Verbraucherschützer Grund rät deshalb: Wer in diesen Tagen von einem Auslandsurlaub zurückkommt, solle die nächste Handy-Abrechnung genau kontrollieren. Will der Provider für Datentransfers Geld, obwohl Roaming und mobile Datenverbindung deaktiviert waren, sollten sich Betroffene sofort bei ihrem Netzanbieter melden, empfiehlt auch Jasmin Keye vom Onlinemagazin teltarif. Zwar ist das mysteriöse Datenvolumen typischerweise dann nur wenige Kilobyte groß. Trotzdem können bei manchen Smartphone-Tarifen auch schon kleine Mengen die Buchung eines kostenpflichtigen Datenpakets fürs Ausland auslösen – und der ahnungslose Handy-Nutzer hat automatisch eine Tagesflat am Hals, die er gar nicht braucht. Für die er aber täglich meist 2 bis 3 Euro in Rechnung gestellt bekommt.

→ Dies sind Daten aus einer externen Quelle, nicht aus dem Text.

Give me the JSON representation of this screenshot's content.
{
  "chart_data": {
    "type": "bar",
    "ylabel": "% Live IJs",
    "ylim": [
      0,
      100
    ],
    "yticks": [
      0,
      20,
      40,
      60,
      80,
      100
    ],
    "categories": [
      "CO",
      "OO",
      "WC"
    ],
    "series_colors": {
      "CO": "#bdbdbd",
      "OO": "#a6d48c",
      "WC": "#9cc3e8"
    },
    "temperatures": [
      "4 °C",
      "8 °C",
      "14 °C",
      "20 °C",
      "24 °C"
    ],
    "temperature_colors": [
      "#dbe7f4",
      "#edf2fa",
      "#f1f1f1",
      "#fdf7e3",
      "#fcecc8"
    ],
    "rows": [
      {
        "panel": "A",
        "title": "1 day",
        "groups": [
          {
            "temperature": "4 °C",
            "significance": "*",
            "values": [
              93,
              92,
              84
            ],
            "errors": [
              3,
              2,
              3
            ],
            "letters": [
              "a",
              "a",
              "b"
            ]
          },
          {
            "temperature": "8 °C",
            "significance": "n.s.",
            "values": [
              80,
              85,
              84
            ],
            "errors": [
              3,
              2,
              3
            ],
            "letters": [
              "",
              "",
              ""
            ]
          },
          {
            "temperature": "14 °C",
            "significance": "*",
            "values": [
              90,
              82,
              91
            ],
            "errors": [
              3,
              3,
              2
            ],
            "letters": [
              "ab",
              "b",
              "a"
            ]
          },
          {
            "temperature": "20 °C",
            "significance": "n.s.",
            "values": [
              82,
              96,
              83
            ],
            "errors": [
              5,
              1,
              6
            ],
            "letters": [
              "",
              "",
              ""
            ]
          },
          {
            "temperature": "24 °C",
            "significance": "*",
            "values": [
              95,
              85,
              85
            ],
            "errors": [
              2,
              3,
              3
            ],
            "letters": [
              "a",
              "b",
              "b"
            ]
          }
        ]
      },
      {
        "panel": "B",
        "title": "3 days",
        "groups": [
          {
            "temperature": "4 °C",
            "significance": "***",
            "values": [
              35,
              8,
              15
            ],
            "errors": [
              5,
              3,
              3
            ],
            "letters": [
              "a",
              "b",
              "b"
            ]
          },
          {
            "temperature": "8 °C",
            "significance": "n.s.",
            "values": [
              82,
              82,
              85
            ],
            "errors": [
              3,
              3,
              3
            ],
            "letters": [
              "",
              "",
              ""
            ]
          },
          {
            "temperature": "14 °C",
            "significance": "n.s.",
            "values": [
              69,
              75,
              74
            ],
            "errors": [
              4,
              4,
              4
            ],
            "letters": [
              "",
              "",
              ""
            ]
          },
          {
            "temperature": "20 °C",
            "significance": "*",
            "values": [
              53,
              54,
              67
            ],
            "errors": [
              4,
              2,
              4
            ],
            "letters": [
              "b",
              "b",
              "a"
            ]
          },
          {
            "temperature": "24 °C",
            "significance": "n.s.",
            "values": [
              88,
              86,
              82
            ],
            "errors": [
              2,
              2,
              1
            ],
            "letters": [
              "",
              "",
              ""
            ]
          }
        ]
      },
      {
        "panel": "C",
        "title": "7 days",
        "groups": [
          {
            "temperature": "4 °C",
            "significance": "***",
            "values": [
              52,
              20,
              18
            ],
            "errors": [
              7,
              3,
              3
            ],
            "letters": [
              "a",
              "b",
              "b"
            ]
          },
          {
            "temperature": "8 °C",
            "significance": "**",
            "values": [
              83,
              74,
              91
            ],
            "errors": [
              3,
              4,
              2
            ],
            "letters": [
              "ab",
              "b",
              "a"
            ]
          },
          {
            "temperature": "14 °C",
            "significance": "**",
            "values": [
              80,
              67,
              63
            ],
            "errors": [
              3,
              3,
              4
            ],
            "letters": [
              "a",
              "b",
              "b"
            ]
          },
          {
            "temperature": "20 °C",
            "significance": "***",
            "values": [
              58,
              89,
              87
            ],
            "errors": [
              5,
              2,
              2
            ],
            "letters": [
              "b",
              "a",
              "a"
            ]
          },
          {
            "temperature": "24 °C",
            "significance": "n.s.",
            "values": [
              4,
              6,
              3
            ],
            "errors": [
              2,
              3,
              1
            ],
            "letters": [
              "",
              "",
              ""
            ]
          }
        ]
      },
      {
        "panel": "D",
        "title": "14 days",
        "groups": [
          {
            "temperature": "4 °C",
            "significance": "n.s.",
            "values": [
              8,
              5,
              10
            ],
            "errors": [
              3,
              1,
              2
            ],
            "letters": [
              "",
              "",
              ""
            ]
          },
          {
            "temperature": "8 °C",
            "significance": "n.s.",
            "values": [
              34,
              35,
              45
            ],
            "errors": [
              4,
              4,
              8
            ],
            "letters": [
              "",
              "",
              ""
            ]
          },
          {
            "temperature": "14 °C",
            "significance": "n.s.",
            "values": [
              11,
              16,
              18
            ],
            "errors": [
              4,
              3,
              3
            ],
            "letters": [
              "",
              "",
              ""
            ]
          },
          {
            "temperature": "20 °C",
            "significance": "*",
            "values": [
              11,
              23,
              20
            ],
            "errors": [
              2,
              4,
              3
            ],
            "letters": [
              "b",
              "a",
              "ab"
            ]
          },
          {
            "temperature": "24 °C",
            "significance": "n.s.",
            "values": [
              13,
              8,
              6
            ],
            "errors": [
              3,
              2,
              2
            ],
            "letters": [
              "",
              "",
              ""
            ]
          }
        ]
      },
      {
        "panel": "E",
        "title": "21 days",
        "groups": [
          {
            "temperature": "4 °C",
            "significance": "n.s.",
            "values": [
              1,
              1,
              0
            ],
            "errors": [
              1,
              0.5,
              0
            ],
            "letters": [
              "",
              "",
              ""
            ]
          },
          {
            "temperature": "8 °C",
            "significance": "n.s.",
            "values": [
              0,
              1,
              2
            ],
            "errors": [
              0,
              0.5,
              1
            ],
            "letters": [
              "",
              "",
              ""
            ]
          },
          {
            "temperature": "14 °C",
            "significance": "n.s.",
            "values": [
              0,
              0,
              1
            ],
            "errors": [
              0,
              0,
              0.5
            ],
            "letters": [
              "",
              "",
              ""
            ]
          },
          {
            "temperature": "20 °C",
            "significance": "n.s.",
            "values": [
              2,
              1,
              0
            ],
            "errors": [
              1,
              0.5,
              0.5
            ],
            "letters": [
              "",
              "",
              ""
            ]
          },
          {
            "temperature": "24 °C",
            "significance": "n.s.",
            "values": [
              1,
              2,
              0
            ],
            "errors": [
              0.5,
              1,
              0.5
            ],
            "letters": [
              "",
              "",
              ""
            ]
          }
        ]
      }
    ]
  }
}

„Wer zwei Wochen weg ist und jeden Tag zahlen soll, wird sich ganz schön ärgern“, berichtet Keye. Das Phänomen trete bei allen drei großen Mobilfunknetzbetreibern in Deutschland auf, sagt Netzagentursprecher Reifenberg. Die Firmen hätten kundenfreundliche Lösungen zugesagt sowie versprochen, jeden Einzelfall zu prüfen und falsche Gebühren zu erstatten. Die sehr kleinen Datenmengen durch Geister-Roaming weisen per se schon darauf hin, dass Kunden tatsächlich nicht aktiv im Netz unterwegs waren.
Nach Informationen der Bundesnetzagentur sind längst nicht alle Smartphone-Besitzer vom Geister-Roaming betroffen. Nur wer ein modernes Handy der vierten Generation (4 G) hat und einen Vertrag, der den schnellen Surfstandard LTE erlaubt, gehöre überhaupt zur „Problemgruppe“, gibt Reifenberg zu bedenken. Außerdem müssten im Reiseland LTE-Netze zur Verfügung stehen, was weltweit noch nicht überall der Fall ist. Das Ärgernis passiere offenbar immer dann, wenn Verbindungen aufgebaut werden und es keine klare Trennung zwischen Sprachtelefonie und Datenübertragung gebe, erläutert Reifenberg die bisherige Ursachenforschung. Trotz Roaming-Abschaltung werden netzintern wohl aktiv Daten an LTE-fähige Endgeräte gesendet und dazu kleinste Datenpakete heruntergeladen.
Noch ist Geister-Roaming laut Bundesnetzagentur kein Massenphänomen, das Millionen Handy-Besitzer trifft. Unzählige Bürger könnten die Extrakosten nach dem Urlaub nicht einmal bemerkt haben. Je stärker sich aber LTE-fähige Smartphones am Markt durchsetzen und der Ausbau der Netze voranschreitet, desto mehr Kunden könnten davon betroffen sein, sagt der Bonner Behördensprecher.
Mobilfunk-Kunden mit LTE-Geräten können jetzt nur eins tun, um sich im Ausland vor lästigen Kostenfallen durch Geister-Roaming zu schützen: Sie müssen zusätzlich zum Datenroaming noch „mobile Daten“ in den Handy-Einstellungen deaktivieren plus die LTE-Funktion ausschalten, raten die Experten von teltarif. Das geht. In der Betriebsanleitung des Geräts wird in der Regel erklärt, wie die LTE-Abschaltung funktioniert. Wer nicht weiter kommt, kann sich vom Provider helfen lassen. Alternativen: Das LTE-Handy gleich ganz daheim lassen oder die SIM-Karte vor dem Einschalten im Ausland herausnehmen, um das Gerät nur fürs Surfen in kostenfreien WLAN-Netzen zu verwenden.